6. Aprovecha el poder de la naturaleza. La naturaleza ejerce un efecto muy beneficioso sobre nuestra psiquis y también sobre nuestra salud. De hecho, un estudio muy interesante realizado en la Universidad Estatal de Kansas encontró que colocar plantas en las habitaciones de los pacientes no solo hacía que usaran menos analgésicos sino también que sintieran menos dolor y fatiga y que tuvieran un estado de ánimo más positivo, acelerando la recuperación. Para obtener estos beneficios, no es necesario que conviertas tu casa en una selva, pero puedes colocar algunas plantas que te ayuden a relajarte, transmitiéndote calma y serenidad.
 
7. Crea buenas vibraciones. Se trata de recordar esos detalles que te hacen sentir como en casa o que dibujan una sonrisa en tu rostro, los detalles que te relajan y te hacen sentir bien, esos pequeñísimos detalles que te hacen recordar experiencias positivas. Una vez que hayas terminado esa excursión en tu mente, no te queda sino recrear esos detalles en tu hogar, ya sea a través del estilo, el color o el uso de la iluminación. En Livingo, por ejemplo, podrás encontrar diferentes ideas de decoración para tu hogar, que reactiven buenos recuerdos o que te ayuden a crear una sensación cálida y acogedora. Y si te gusta algún mueble u objeto de decoración, puedes comprarlo inmediatamente.
 
 
Fuentes:
McMains, S. & Kastner, S. (2011) Interactions of Top-Down and Bottom-Up Mechanisms in Human Visual Cortex. The Journal of Neuroscience; 31(2): 587-597. 

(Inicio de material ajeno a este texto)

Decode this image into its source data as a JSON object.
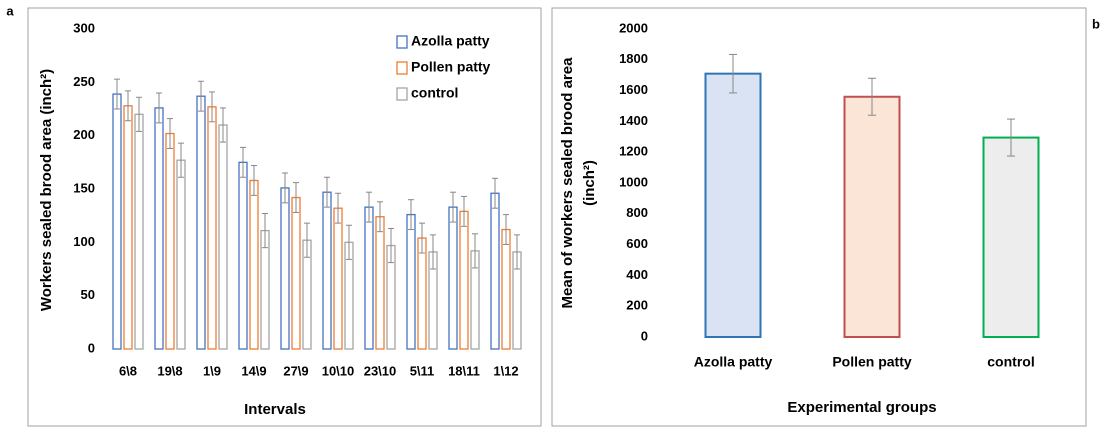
{
  "chart_data": [
    {
      "type": "grouped_bar",
      "panel_label": "a",
      "ylabel": "Workers sealed brood area (inch²)",
      "xlabel": "Intervals",
      "categories": [
        "6\\8",
        "19\\8",
        "1\\9",
        "14\\9",
        "27\\9",
        "10\\10",
        "23\\10",
        "5\\11",
        "18\\11",
        "1\\12"
      ],
      "series": [
        {
          "name": "Azolla patty",
          "color": "#4472c4",
          "values": [
            239,
            226,
            237,
            175,
            151,
            147,
            133,
            126,
            133,
            146
          ],
          "errors": [
            14,
            14,
            14,
            14,
            14,
            14,
            14,
            14,
            14,
            14
          ]
        },
        {
          "name": "Pollen patty",
          "color": "#ed7d31",
          "values": [
            228,
            202,
            227,
            158,
            142,
            132,
            124,
            104,
            129,
            112
          ],
          "errors": [
            14,
            14,
            14,
            14,
            14,
            14,
            14,
            14,
            14,
            14
          ]
        },
        {
          "name": "control",
          "color": "#a5a5a5",
          "values": [
            220,
            177,
            210,
            111,
            102,
            100,
            97,
            91,
            92,
            91
          ],
          "errors": [
            16,
            16,
            16,
            16,
            16,
            16,
            16,
            16,
            16,
            16
          ]
        }
      ],
      "ylim": [
        0,
        300
      ],
      "yticks": [
        0,
        50,
        100,
        150,
        200,
        250,
        300
      ],
      "legend": "top-right"
    },
    {
      "type": "bar",
      "panel_label": "b",
      "ylabel": [
        "Mean of workers sealed brood area",
        "(inch²)"
      ],
      "xlabel": "Experimental groups",
      "categories": [
        "Azolla patty",
        "Pollen patty",
        "control"
      ],
      "values": [
        1710,
        1560,
        1295
      ],
      "errors": [
        125,
        120,
        120
      ],
      "fills": [
        "#dae3f3",
        "#fbe5d6",
        "#ededed"
      ],
      "colors": [
        "#2e75b6",
        "#c0504d",
        "#00b050"
      ],
      "ylim": [
        0,
        2000
      ],
      "yticks": [
        0,
        200,
        400,
        600,
        800,
        1000,
        1200,
        1400,
        1600,
        1800,
        2000
      ]
    }
  ]
}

Park, S. & Mattson, R. H. (2009) Randomized clinical trials evaluating therapeutic influences of ornamental indoor plants in hospital rooms on health outcomes of patients recovering from surgery. The Journal of Alternative and Complementary Medicine; 15(9): 975-980.
Dijksterhuis, A., & van Olden, Z. (2006) On the benefits of thinking unconsciously: Unconscious thought increases post-choice satisfaction. Journal of Experimental Social Psychology; 42: 627–631.